Cleaning Up : Tower Begins Purging Water of Pollutants
After speaking Thursday at the dedication of a new ground-water treatment plant in North Hollywood, Mayor Tom Bradley was told to play guinea pig. As a city water official jokingly told the mayor: “You get to drink the first glass of water . . . out of there, just to make sure it’s working right.”
There was no glass of water. But good humor and praise were in ample supply as the federal Superfund cleanup of Los Angeles city drinking water supplies finally got under way. With the push of a few buttons, 2,000 gallons a minute of chemically tainted ground water began coursing to the top of a steel aeration tower to be purged of traces of suspected cancer-causing solvents.
About 100 city, state and federal officials turned out for speeches and refreshments under a tent erected at the Department of Water and Power storage yard at 11845 Vose St. But the star of the show was the 45-foot tower, freshly painted blue-green and hailed by DWP officials as “a major step forward in the cleanup and future protection of Los Angeles ground-water supplies.”
After removal of chemical solvents, mainly trichloroethylene (TCE) and perchloroethylene (PCE), the water will be pumped from the tower to a small reservoir about half a mile south. Like all the ground water drawn by DWP from San Fernando Valley wells, it will actually be served to customers in East and West Los Angeles and central city areas after blending with aqueduct water from Owens Valley.

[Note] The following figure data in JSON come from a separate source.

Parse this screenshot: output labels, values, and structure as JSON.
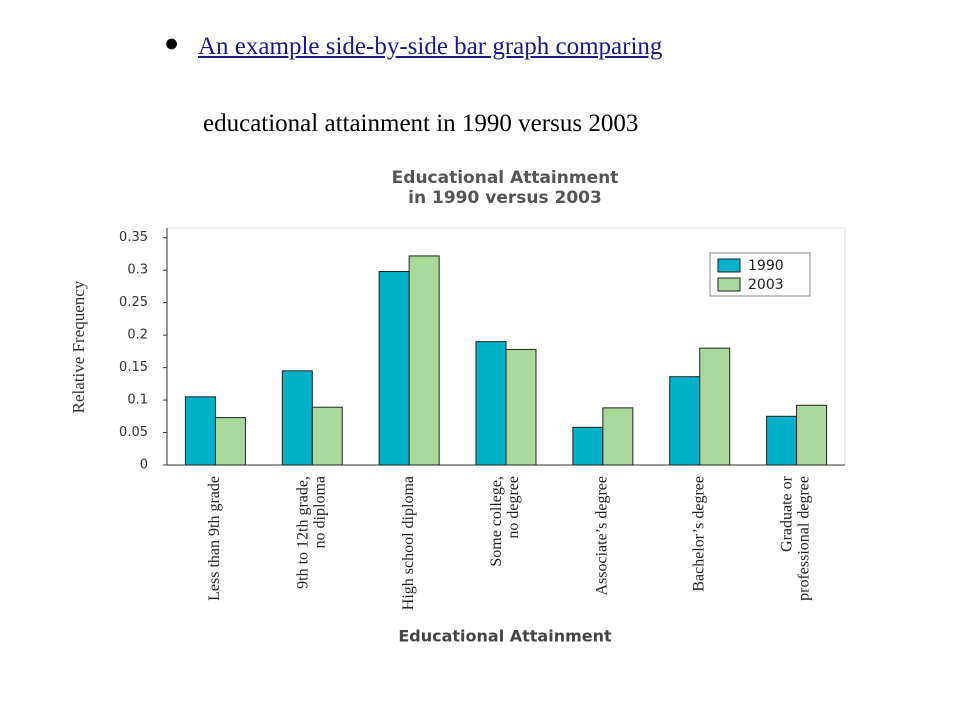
{
  "slide": {
    "bullet": "An example side-by-side bar graph comparing",
    "subtitle": "educational attainment in 1990 versus 2003"
  },
  "chart_data": {
    "type": "bar",
    "title": [
      "Educational Attainment",
      "in 1990 versus 2003"
    ],
    "x_label": "Educational Attainment",
    "y_label": "Relative Frequency",
    "categories": [
      [
        "Less than 9th grade"
      ],
      [
        "9th to 12th grade,",
        "no diploma"
      ],
      [
        "High school diploma"
      ],
      [
        "Some college,",
        "no degree"
      ],
      [
        "Associate’s degree"
      ],
      [
        "Bachelor’s degree"
      ],
      [
        "Graduate or",
        "professional degree"
      ]
    ],
    "series": [
      {
        "name": "1990",
        "color": "#00b1c9",
        "values": [
          0.105,
          0.145,
          0.298,
          0.19,
          0.058,
          0.136,
          0.075
        ]
      },
      {
        "name": "2003",
        "color": "#a9d89b",
        "values": [
          0.073,
          0.089,
          0.322,
          0.178,
          0.088,
          0.18,
          0.092
        ]
      }
    ],
    "ylim": [
      0,
      0.365
    ],
    "yticks": [
      0,
      0.05,
      0.1,
      0.15,
      0.2,
      0.25,
      0.3,
      0.35
    ],
    "legend": "upper-right"
  }
}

A broad area of the Valley and Verdugo Mountains has been designated for cleanup under the Superfund program due to contamination of ground-water supplies tapped by the cities of Los Angeles, Burbank and Glendale, and the Crescenta Valley County Water District.
First Measure
But after several years of studies, the aeration tower, to be operated by DWP, represents the first actual cleanup measure.
Wells in North Hollywood and near Griffith Park supply about 15% of Los Angeles’ water and even more in times of drought. But water from more than half of the 90 city wells exceeds health standards for TCE or PCE or both. The contamination exists in low concentrations of parts per billion, but experts think that there is a small added risk of cancer for those drinking such water over many years. Thirty-one of the 90 DWP wells are not in use because contamination is too high to meet health standards by blending with aqueduct water.
Although the aeration tower will treat only about 3% of the ground water that the city pumps each year, it will clean up some of the most contaminated wells and slow the spread of contaminants through the ground.
TCE and PCE--once widely used for dry cleaning and metal degreasing--were discovered in wells of DWP and neighboring utilities in about 1980. No one knows for certain what levels of the chemicals were present in the water being served before then.
Wells Shut Down
Utilities have controlled the problem since by blending to achieve health standards or shutting down wells. Apart from health concerns, however, the situation threatens to diminish water supplies in an arid and booming region.
Calling ground water “a resource of extraordinary value” in Southern California, John Wise, deputy regional administrator of the U.S. Environmental Protection Agency, said the North Hollywood project is part of a wider effort to “restore the integrity of our precious underground drinking water supplies.”
The EPA and state Department of Health Services are picking up the full $2-million construction cost under the Superfund toxic waste cleanup program. The EPA will also pay for 90% of the estimated $300,000 in yearly operation costs, with DWP paying the remaining costs of running the project for the next 20 years.
This is inexpensive compared to the much larger aeration system to be built in Burbank under the Superfund program. Burbank’s ground water contains higher TCE and PCE levels, and a series of aeration towers is likely to be built there at a cost of about $70 million.
Scheduled for start-up a year ago, the North Hollywood project was delayed by design changes and welding problems, but this did not increase the cost, DWP officials said.
Vanowen Street Site
In 1985, when the project was first proposed, officials sought to build on DWP property on Vanowen Street, a site ringed by homes and apartments. Residents were angered by DWP’s failure to propose air filters to catch the solvent vapors removed from the water.
Although DWP agreed to install filters, neighborhood opposition still rousted the project, which was shifted to the Vose Street site in an industrial neighborhood.
Several officials joked Thursday that the colorful aeration tower, fairly attractive for a pile of steel, had improved a neighborhood that contains rusting factory buildings. Duane Georgeson, chief of the water system for DWP, recalled his desire to find a place for the tower that no one would mind. Said Georgeson: “When the staff told me this was our new site, I thought, ‘Our prayers are answered.’ ”
TCE and PCE readily evaporate, and an aeration tower takes advantage of that. Water is pumped to the top and cascades downward, while powerful blowers hit the water with a stream of air. The chemicals are driven out of the water as vapors that are captured in charcoal filters.
In recent trial runs, the tower successfully treated water containing 100-400 p.p.b. of TCE, according to Walter Hoye, DWP engineer of design. He said TCE levels were cut by 98% to 99% to well below the health standard of 5 p.p.b. PCE concentrations, which are at lower levels in the North Hollywood ground water, were reduced to non-detectable amounts, Hoye said.